LE JEU DES TESTS : UNE BRIQUE DE PLUS DANS LA DÉSINFORMATION COVID-19

Le jeu des tests: une brique de plus dans la désinformation COVID-19

Par Dr Pascal Sacré

Mondialisation.ca, 25 juin 2020

Thème: 

Analyses: 

Dans la maladie COVID-19, les tests tentent de répondre aux questions fondamentales suivantes :

Êtes-vous infecté? Êtes-vous contagieux? Avez-vous été infecté? Êtes-vous immunisé (protégé) contre le coronavirus SRAS-CoV-2, et pendant combien de temps?

Vous voulez la réponse vraie, ou bien la réponse donnée par la propagande, les versions officielles gouvernementales et les médias dominants ? 

Je vais vous donner la réponse vraie, médicale : les tests ne répondent à aucune de ces questions, ils ne sont pas fiables, donnent des réponses exagérément simplistes qui pourront être utilisées par les gouvernements pour faire croire aux gens ce qu’ils veulent qu’ils croient.

Il y a deux grands types de tests :

  1. Les tests moléculaires : RT-PCR
  2. Les tests sérologiques : recherche d’anticorps dans le sang

RT-PCR [1]

Dans des cellules prélevées au fond du nez, le RT-PCR recherche des fragments d’ARN viral du SRAS-CoV-2, forme de l’ADN correspondant grâce à l’enzyme Reverse Transcriptase (RT) et amplifie (multiplie) les fragments ARN-ADN trouvés grâce à la technique de polymerase chain reaction (PCR).

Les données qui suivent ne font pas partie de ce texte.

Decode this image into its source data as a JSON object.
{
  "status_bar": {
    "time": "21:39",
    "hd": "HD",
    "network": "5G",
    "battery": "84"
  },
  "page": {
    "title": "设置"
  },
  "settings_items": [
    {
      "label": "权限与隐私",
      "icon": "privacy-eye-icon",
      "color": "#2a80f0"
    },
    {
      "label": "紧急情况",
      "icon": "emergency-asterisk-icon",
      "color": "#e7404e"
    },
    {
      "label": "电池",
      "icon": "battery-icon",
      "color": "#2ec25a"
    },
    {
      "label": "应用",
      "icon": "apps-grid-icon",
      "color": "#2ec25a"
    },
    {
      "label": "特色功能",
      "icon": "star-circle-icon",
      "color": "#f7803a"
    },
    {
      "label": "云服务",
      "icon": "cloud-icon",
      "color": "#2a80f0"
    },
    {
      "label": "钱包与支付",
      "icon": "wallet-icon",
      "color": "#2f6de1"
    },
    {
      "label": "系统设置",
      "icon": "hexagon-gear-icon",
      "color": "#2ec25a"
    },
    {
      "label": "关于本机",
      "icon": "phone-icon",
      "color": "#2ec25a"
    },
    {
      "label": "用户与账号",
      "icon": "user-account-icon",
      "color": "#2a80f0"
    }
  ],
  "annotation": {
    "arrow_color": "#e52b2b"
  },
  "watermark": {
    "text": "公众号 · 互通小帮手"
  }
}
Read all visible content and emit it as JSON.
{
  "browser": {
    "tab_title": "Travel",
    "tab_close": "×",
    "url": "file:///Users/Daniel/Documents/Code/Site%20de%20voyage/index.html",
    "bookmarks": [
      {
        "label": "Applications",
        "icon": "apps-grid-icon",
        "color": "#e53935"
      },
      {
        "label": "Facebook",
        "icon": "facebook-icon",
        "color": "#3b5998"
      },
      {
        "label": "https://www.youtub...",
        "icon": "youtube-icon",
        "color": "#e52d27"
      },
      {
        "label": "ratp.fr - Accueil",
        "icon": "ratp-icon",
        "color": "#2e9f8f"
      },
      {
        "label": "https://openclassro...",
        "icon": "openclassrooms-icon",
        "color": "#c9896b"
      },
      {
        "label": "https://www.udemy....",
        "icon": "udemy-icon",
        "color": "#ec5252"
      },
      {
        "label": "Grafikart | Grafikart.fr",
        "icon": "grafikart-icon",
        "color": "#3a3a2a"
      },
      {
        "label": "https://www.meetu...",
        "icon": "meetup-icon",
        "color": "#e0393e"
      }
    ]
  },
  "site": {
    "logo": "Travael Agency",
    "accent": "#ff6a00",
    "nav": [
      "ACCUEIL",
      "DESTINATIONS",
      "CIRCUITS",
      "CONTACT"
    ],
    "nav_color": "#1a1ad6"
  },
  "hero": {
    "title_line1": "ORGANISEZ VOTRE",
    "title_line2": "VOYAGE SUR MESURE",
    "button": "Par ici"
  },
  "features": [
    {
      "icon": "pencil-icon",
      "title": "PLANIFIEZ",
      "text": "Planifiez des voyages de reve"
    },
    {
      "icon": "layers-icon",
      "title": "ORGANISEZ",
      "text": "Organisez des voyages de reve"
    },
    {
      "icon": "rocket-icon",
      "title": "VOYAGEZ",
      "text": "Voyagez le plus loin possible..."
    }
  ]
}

Par une technique compliquée, donc sujette à de nombreux faux pas, on nous dit que ce test pourrait quantifier la charge virale.

Ce test dont le résultat peut prendre 2 à 7 jours est censé prouver que vous êtes infecté (RT-PCR +) ou non (RT-PCR -) par le coronavirus SRAS-CoV-2 et que vous êtes contagieux ou non.

Ce n’est pas la vérité.

Pourtant, c’est ce qui a guidé toutes les décisions médicales de par le monde pour catégoriser les patients en COVID et NON-COVID, pour isoler les premiers et les confirmer comme COVID-19. 

La présence d’un tableau clinique composé de signes majeurs (dont la toux, la fièvre) et de signes mineurs, avec dans certains cas un scanner thoracique, a fait classer les malades symptomatiques en cas suspects (en attente du résultat RT-PCR) ou confirmés (RT-PCR positif et/ou scanner thoracique évocateur), avec des formes mineures, modérées et sévères.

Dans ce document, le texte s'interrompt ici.